Time to first audio: 1.48 seconds

The Problem: Disconnected Audio

While this approach achieves excellent latency, there's a quality issue. Each sentence is synthesized independently, which causes the audio to sound disconnected and unnatural. The prosody (rhythm, stress, intonation) doesn't flow smoothly between sentences.

This happens because the TTS model doesn't have context about what comes next, so each sentence is treated as a standalone utterance.

WebSocket Streaming: The Best of Both Worlds

ElevenLabs offers a WebSocket API that solves this problem perfectly. Instead of waiting for complete sentences, we can stream text chunks directly to the TTS engine as they arrive from Claude.

The WebSocket API:

  • Accepts streaming text input (no sentence buffering needed)
  • Maintains context across chunks for natural prosody
  • Returns audio chunks as soon as they're ready
  • Achieves the lowest possible latency with the best audio quality

Let's implement this ultimate optimization:

Building a Production Voice Assistant

The techniques demonstrated in this notebook provide the foundation for building a real-time voice assistant. The WebSocket streaming approach minimizes latency while maintaining natural audio quality.

Key Implementation Challenges

When building a production system, you'll need to solve several additional challenges beyond the basic streaming:

  1. Continuous Audio Playback: Audio chunks must play seamlessly without gaps or crackling. This requires careful buffer management and pre-buffering strategies.

  2. Microphone Input: Real-time recording from the microphone with proper handling of audio formats and sample rates.

  3. Conversation State: Maintaining conversation history across turns so Claude can reference previous context.

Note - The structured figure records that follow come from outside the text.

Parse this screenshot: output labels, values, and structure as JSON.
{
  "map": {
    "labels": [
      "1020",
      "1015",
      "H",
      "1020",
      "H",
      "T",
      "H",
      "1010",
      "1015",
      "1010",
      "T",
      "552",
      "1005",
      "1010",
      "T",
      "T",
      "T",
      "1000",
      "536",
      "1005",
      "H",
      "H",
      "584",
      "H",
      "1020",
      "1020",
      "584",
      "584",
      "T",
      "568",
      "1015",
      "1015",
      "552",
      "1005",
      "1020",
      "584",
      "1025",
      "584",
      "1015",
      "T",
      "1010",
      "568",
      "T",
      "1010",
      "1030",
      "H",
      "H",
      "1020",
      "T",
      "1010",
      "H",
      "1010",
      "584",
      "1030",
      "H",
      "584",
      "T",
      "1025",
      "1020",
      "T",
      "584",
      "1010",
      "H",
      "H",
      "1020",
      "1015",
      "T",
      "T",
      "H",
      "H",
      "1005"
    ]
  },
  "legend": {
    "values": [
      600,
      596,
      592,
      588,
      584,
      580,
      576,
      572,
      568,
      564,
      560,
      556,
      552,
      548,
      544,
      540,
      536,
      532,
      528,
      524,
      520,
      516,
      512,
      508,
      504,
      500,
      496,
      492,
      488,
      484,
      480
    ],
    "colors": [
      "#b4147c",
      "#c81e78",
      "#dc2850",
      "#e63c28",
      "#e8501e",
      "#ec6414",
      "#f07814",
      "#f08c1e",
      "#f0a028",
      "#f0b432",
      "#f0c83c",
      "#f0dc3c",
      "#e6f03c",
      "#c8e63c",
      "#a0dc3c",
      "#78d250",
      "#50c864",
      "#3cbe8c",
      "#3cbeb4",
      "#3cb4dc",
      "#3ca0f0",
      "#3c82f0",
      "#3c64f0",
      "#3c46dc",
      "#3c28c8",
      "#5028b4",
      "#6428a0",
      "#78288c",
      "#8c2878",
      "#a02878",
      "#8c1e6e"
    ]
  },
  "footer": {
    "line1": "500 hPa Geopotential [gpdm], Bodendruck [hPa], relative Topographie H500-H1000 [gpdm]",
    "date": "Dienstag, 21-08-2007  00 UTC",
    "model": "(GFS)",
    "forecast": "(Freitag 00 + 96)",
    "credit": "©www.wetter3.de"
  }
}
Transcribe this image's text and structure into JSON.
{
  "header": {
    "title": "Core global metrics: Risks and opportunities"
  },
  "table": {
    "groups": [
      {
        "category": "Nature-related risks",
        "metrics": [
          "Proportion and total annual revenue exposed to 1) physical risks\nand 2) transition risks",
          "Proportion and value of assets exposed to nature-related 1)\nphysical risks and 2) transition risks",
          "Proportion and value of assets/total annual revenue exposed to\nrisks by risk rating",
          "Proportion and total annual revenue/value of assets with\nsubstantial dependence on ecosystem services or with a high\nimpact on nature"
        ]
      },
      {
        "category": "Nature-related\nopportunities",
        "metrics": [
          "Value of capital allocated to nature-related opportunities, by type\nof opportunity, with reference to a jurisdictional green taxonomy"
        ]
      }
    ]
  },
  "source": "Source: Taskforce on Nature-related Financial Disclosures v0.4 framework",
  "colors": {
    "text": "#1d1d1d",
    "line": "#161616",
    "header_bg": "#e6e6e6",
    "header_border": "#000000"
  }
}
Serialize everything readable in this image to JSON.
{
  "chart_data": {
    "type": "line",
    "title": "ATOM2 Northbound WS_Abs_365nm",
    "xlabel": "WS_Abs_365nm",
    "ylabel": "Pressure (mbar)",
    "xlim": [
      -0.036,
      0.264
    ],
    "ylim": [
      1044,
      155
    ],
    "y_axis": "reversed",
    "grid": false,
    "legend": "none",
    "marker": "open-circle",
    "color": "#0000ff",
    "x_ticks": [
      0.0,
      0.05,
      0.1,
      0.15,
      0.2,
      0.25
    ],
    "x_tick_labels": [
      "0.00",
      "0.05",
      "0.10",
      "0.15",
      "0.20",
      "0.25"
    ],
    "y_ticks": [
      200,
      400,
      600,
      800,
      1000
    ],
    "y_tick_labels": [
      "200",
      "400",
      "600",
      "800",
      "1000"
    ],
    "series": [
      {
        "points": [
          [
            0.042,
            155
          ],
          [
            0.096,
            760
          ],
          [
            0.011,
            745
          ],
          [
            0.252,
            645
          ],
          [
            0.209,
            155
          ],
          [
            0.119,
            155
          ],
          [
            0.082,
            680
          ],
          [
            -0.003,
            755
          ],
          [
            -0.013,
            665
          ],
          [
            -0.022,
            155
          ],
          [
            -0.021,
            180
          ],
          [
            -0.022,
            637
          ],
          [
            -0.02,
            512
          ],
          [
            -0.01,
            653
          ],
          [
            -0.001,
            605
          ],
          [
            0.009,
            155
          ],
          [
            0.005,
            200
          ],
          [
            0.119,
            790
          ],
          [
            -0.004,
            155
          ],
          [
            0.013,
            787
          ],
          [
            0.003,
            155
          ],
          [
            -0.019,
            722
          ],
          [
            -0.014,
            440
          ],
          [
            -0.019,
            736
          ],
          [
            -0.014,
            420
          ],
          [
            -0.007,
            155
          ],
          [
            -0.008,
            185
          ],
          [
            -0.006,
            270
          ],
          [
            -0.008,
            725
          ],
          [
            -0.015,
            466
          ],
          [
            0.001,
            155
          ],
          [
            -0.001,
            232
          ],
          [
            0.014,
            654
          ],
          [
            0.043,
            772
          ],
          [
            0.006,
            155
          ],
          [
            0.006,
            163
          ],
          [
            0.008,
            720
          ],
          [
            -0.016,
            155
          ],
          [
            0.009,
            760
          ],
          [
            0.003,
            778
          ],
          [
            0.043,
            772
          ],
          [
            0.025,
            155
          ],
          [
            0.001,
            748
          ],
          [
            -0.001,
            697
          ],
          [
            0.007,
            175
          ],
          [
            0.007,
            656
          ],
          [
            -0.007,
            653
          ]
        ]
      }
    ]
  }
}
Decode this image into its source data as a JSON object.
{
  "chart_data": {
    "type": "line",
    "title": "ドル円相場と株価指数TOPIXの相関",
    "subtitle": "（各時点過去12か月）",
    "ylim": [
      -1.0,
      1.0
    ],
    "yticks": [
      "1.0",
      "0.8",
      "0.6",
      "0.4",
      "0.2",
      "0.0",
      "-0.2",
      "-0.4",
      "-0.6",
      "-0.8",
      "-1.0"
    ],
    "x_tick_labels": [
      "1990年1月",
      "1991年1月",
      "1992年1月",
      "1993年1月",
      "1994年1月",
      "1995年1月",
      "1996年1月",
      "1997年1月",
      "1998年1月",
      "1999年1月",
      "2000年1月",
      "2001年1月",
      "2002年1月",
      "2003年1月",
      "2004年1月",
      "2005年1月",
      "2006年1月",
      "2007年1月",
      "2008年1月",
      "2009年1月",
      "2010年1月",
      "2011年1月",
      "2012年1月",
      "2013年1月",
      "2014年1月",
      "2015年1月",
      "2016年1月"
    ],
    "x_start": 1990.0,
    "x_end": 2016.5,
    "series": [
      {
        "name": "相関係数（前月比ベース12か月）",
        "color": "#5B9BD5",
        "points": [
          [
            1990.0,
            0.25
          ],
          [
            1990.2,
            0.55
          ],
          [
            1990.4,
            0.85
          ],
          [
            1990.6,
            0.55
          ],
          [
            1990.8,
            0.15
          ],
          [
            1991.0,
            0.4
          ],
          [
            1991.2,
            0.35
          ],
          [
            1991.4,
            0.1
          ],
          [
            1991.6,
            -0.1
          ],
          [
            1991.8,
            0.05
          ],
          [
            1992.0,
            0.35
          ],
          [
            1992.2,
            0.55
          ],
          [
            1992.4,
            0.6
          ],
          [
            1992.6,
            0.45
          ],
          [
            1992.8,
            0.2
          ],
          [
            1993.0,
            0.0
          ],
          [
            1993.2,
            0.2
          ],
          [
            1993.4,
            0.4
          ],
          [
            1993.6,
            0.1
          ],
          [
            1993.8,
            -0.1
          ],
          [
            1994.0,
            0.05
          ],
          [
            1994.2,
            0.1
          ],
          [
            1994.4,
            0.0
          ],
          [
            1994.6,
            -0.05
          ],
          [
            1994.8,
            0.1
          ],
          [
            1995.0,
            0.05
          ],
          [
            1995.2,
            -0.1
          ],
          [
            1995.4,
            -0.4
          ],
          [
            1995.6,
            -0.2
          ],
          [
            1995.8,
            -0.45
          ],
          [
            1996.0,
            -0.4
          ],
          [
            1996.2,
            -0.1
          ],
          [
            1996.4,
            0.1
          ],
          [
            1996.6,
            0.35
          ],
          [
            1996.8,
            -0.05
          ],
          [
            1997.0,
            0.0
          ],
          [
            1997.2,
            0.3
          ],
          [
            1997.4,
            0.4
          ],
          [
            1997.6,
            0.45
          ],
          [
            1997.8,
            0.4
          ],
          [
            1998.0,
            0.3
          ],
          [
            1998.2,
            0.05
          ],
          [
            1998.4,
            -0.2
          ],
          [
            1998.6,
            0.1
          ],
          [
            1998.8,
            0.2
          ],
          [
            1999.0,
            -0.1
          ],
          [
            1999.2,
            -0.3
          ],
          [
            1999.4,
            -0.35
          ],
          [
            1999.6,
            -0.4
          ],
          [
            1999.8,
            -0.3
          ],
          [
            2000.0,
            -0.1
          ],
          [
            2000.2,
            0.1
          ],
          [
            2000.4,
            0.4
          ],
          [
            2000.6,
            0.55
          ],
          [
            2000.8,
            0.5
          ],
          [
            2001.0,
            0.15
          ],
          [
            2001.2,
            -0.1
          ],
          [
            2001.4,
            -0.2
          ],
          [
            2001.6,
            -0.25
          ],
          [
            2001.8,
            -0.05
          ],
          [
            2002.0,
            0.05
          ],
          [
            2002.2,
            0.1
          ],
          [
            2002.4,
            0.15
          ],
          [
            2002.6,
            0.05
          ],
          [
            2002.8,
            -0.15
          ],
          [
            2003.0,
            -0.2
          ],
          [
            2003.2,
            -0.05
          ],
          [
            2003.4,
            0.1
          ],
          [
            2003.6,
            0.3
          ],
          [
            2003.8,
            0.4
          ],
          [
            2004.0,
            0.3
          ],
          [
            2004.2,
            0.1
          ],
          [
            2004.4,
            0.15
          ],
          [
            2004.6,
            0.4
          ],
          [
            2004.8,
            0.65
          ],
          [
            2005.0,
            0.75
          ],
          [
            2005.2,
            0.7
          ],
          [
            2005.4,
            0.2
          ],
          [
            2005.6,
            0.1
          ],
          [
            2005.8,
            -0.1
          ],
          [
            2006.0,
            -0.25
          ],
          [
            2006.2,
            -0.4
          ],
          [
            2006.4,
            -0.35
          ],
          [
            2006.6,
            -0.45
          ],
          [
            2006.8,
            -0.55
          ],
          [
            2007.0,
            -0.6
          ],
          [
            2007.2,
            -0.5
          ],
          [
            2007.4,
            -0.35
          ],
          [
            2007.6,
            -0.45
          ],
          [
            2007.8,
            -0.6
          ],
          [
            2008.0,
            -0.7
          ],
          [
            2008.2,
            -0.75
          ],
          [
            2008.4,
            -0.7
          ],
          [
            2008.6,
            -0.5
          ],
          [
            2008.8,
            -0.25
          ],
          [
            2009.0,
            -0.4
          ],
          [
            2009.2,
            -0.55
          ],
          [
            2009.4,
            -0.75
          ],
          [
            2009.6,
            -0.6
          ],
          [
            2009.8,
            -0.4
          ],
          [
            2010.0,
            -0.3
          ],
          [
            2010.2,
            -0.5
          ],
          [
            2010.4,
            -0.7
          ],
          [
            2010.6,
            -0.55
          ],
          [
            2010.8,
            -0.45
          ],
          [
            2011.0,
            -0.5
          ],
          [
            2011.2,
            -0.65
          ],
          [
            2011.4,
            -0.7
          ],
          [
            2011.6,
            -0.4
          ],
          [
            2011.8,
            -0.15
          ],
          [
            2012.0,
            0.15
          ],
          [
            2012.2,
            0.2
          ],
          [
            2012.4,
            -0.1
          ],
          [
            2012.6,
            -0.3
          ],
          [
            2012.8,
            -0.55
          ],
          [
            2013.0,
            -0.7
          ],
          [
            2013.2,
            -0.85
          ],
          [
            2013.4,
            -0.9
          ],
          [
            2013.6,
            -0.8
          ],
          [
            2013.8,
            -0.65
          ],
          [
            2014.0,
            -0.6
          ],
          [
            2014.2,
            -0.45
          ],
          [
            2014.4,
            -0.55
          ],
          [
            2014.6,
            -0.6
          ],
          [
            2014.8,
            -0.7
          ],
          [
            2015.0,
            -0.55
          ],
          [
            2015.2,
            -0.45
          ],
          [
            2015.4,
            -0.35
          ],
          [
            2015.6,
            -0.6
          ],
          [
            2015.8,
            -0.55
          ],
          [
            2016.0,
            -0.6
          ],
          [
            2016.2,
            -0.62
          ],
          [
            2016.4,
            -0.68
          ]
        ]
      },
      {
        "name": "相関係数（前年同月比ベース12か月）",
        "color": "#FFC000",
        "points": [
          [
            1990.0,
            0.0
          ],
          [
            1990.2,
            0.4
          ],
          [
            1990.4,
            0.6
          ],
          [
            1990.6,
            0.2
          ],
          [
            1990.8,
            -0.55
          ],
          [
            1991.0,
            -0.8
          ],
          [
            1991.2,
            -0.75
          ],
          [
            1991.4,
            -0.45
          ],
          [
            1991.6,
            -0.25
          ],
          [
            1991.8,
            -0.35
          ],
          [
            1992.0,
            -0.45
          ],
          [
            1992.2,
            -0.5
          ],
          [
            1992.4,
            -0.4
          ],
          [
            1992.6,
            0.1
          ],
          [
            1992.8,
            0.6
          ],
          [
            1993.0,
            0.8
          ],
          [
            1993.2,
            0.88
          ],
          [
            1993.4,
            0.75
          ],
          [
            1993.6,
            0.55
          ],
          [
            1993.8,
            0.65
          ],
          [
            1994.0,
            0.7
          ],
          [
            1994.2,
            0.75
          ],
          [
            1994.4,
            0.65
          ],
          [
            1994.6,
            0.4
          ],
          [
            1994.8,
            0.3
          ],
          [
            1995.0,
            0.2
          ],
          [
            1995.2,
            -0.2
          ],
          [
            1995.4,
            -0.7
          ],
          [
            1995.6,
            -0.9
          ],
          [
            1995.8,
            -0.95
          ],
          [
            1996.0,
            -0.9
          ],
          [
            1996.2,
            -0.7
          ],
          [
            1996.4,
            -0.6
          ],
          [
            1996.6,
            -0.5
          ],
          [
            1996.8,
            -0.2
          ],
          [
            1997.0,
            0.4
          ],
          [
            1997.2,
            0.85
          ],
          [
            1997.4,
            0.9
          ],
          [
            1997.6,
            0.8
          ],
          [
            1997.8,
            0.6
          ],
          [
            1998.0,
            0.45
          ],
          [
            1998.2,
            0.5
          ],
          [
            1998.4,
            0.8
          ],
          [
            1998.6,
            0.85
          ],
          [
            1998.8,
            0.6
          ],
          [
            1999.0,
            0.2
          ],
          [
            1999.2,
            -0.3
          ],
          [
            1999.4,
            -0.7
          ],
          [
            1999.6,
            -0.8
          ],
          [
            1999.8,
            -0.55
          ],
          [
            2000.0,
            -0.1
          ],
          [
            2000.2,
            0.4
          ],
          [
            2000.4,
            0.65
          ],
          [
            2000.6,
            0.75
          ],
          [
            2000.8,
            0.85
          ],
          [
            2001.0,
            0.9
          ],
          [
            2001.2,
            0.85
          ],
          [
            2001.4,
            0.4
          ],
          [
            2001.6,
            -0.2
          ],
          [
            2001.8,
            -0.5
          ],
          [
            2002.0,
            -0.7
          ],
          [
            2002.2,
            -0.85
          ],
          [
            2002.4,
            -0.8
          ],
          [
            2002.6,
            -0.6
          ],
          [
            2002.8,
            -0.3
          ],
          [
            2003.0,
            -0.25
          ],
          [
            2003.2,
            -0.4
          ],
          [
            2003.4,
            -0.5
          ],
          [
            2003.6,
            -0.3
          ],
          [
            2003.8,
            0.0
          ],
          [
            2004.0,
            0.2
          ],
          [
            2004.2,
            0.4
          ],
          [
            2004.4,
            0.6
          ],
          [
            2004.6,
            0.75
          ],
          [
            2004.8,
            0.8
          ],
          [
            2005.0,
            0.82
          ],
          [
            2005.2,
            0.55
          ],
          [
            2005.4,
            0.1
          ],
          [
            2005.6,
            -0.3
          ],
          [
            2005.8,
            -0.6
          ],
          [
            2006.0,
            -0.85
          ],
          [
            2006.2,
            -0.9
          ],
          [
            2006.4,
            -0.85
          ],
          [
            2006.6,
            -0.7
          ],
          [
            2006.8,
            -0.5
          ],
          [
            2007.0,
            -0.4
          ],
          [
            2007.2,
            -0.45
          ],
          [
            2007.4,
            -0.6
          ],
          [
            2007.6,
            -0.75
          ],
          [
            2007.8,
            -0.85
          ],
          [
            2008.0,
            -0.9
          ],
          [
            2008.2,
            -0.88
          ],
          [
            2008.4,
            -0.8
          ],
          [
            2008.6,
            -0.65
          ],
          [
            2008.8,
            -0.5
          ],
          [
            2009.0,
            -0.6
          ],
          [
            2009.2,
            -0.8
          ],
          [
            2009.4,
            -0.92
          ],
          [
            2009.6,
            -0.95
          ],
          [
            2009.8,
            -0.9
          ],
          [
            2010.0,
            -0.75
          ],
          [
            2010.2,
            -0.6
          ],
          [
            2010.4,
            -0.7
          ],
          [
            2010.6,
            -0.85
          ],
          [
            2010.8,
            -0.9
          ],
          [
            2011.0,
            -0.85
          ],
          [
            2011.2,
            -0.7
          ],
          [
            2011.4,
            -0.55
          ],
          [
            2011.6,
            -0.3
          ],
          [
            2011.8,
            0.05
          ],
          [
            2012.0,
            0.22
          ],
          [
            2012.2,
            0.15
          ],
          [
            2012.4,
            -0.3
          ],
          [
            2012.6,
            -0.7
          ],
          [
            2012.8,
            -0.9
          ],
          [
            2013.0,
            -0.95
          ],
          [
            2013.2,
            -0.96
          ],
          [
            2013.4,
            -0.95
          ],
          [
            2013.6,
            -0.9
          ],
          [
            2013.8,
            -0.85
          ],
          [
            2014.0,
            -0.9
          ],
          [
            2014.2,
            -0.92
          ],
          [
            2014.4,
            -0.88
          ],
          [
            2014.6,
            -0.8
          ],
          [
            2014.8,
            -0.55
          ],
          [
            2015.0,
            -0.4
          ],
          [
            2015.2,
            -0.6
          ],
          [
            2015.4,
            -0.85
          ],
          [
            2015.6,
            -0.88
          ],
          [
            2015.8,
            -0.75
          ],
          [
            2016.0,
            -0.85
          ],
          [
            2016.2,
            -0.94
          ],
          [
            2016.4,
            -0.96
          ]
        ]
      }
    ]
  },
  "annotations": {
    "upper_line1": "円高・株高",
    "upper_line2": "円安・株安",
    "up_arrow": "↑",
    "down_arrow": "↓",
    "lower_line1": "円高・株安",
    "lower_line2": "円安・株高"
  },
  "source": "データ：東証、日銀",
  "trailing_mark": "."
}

  4. Audio Quality: Converting between different audio formats (PCM, WAV) and avoiding artifacts from encoding.

Complete Implementation

We've built a complete voice assistant script that demonstrates all these techniques:

stream_voice_assistant_websocket.py - A production-ready conversational voice assistant featuring:

  • Microphone recording with Enter-to-stop control
  • ElevenLabs speech-to-text transcription
  • Claude streaming with conversation history
  • WebSocket-based TTS with minimal latency
  • Custom audio queue for gapless playback
  • Continuous conversation loop

Run the script to experience a fully functional voice assistant:

python stream_voice_assistant_websocket.py

This demonstrates how the streaming optimizations from this notebook translate into a real-world application with production-quality audio handling.